By SHANE SMITH
For The Mustang News
It’s been a long journey for Trey Bishop and his associates.
A member of Canadian County’s Libertarian party, Bishop has spent the last few months seeking signatures for a petition regarding Sunday alcohol sales. The aim of the petition was for bars and restaurants in Canadian County to be allowed to sell alcohol before 2 p.m. on Sundays.
If the effort had gotten 6,920 signatures, then the issue could have gone on the ballot in the future. Unfortunately for Bishop, the petition didn’t reach its goal by the cutoff date of Dec. 23.
Sherry Wagner, secretary for the county’s Libertarians, had the idea in early 2020. She saw how other counties were passing the same legislation. Wagner hoped that, with some teamwork, real change could be put into place with Can-adian County’s legislation. The role of writing the petition then fell to Bishop. He had designed petitions before, including with marijuana groups.
The petition initially had to do with both liquor stores and public establishments serving alcohol. Due to a lack of support, the section regarding Sunday liquor store sales was withdrawn after only one week.
Shortly after, the petition for bars and restaurants was also withdrawn because of difficulty in obtaining signatures due to COVID-19.
Bishop said collecting signatures over the summer would have been nearly impossible thanks to social distancing guidelines and the closure of restaurants. He started working on the petition again in September, but the pandemic remained a challenge.

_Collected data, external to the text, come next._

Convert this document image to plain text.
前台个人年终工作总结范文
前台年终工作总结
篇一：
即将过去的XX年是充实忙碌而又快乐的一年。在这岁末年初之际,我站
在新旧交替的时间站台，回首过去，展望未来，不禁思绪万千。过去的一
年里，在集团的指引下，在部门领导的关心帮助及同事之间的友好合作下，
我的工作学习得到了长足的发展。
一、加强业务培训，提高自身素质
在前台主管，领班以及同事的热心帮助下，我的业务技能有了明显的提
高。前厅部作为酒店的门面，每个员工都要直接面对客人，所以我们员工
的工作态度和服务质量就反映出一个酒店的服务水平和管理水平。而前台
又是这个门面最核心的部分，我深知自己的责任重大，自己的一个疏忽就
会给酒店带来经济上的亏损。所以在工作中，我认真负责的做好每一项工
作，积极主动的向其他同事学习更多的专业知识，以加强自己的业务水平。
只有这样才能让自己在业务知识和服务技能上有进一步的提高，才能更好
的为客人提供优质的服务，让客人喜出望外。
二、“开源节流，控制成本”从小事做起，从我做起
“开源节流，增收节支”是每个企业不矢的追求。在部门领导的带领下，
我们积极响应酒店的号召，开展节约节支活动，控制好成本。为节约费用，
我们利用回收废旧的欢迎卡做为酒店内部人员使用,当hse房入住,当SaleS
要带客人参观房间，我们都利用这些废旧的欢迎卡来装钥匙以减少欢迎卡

In addition, Bishop said he expected greater enthusiasm from eateries and watering holes. While some were supportive, including 40 West Bar and Grill and Grady’s Pub, others didn’t seem interested. Nevertheless, he hung around businesses and asked customers for signatures whenever he could.

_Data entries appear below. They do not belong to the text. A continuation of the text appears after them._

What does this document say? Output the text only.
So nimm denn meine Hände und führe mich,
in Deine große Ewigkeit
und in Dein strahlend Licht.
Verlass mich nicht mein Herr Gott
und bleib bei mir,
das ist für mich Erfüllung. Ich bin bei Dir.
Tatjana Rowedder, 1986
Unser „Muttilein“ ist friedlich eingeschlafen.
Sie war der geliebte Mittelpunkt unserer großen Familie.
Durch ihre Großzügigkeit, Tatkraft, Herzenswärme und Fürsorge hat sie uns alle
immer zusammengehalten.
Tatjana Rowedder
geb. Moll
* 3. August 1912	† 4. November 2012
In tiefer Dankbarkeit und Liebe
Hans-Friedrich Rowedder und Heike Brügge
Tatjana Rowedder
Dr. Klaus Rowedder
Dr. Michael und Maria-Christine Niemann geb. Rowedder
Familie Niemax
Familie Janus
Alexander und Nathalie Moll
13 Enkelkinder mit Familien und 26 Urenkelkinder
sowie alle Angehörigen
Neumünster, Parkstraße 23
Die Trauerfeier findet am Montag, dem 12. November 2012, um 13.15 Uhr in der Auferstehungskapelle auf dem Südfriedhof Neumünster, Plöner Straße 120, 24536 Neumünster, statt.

On Early Voting Day, Bishop stood outside and talked to early voters in front of the Canadian County Election Board. He collected hundreds of signatures, but faced another challenge. The law prevents people from electioneering within 300 feet of a ballot box during an election, and states that people other than voters and election officials cannot be within 50 feet of a ballot box. Electioneering is defined as campaigning to influence the outcome of an election. Bishop didn’t believe he was doing this, as his petition wasn’t for anything on the ballot.
“I argued that petitioning is not electioneering,” he recalled.
Nevertheless, he said that the Canadian County Election Board secretary took issue with what he was doing and asked him to move back at least 300 feet. He argued that since he wasn’t trying to influence voting, and since his petition wasn’t for anything on the ballot, he should be allowed to petition for signatures.
There was also the question of written material. The law states that printed political material cannot be within 300 feet of the entrance, but Bishop stated that church polling places already have a slew of written material within the buildings, from books and files to paintings and signs. He said that in theory, material like these could influence the decisions of religious voters.
Election Secretary Wanda Armold said she called the state Election Board and was advised that Bishop’s petition constituted electioneering. Then the Canadian County Sheriff’s Office was called.
Bishop and his 12-year-old daughter were asked by a deputy to move back. The pair then walked to a burger joint. Bishop said that when they came back, he was asked to leave again after standing within 300 feet of the entrance.
“There came a point where I wasn’t paying attention to how far I was walking,” he said.
Bishop was then detained by the deputy for around half an hour. On Election Day, he went to a Yukon church and collected another several hundred signatures. But in the end, it wasn’t enough.
Regarding the incident at the county’s Election Board, Armold said that Bishop was friendly.
“It went smoothly really, but it was kind of an inconvenience,” she said.
And though they disagreed, Bishop indicated that he doesn’t bear any animosity towards anyone. But he does take issue with some elements of the system.
“Oklahoma could more easily legislate themselves if they could do it at polling places. Petitions like this are not trying to change the election or anything on the current ballot. If all political power is inherent in the people, then it stands to reason that they shouldn’t make it more difficult for people to exercise their political power.”
Bishop also said that though he thinks the Sheriff’s Office was wrong on this occasion, he feels that Sheriff Chris West is a big believer in freedom.
As for his own views, Bishop said that he wishes more Oklahomans would realize that they have the power to change legislation.
“I think in general, Oklahomans take for granted their right to legislate. We elect people and then complain. But we can pass laws ourselves with petitions. State Question 788 did it,” he said.
Bishop said he is confident that grassroots movements can make a big difference for the state. He hopes that more petition movements will be started by actual Oklahomans rather than out of state entities.
District 1 Commissioner Marc Hader and District 2 Commissioner David Anderson did not support calling a vote by resolution. Hader did say, however, that he supported the initiative’s right to petition. He feels that petitioners can take pride in their efforts.
District 3 Commissioner Jack Stewart, on the other hand, said he would have supported a resolution.
Bishop said that though he won’t continue the effort in the future, anyone who wants to can open a record request for the petition and start over. If done within the next two years, the numbers required will remain the same.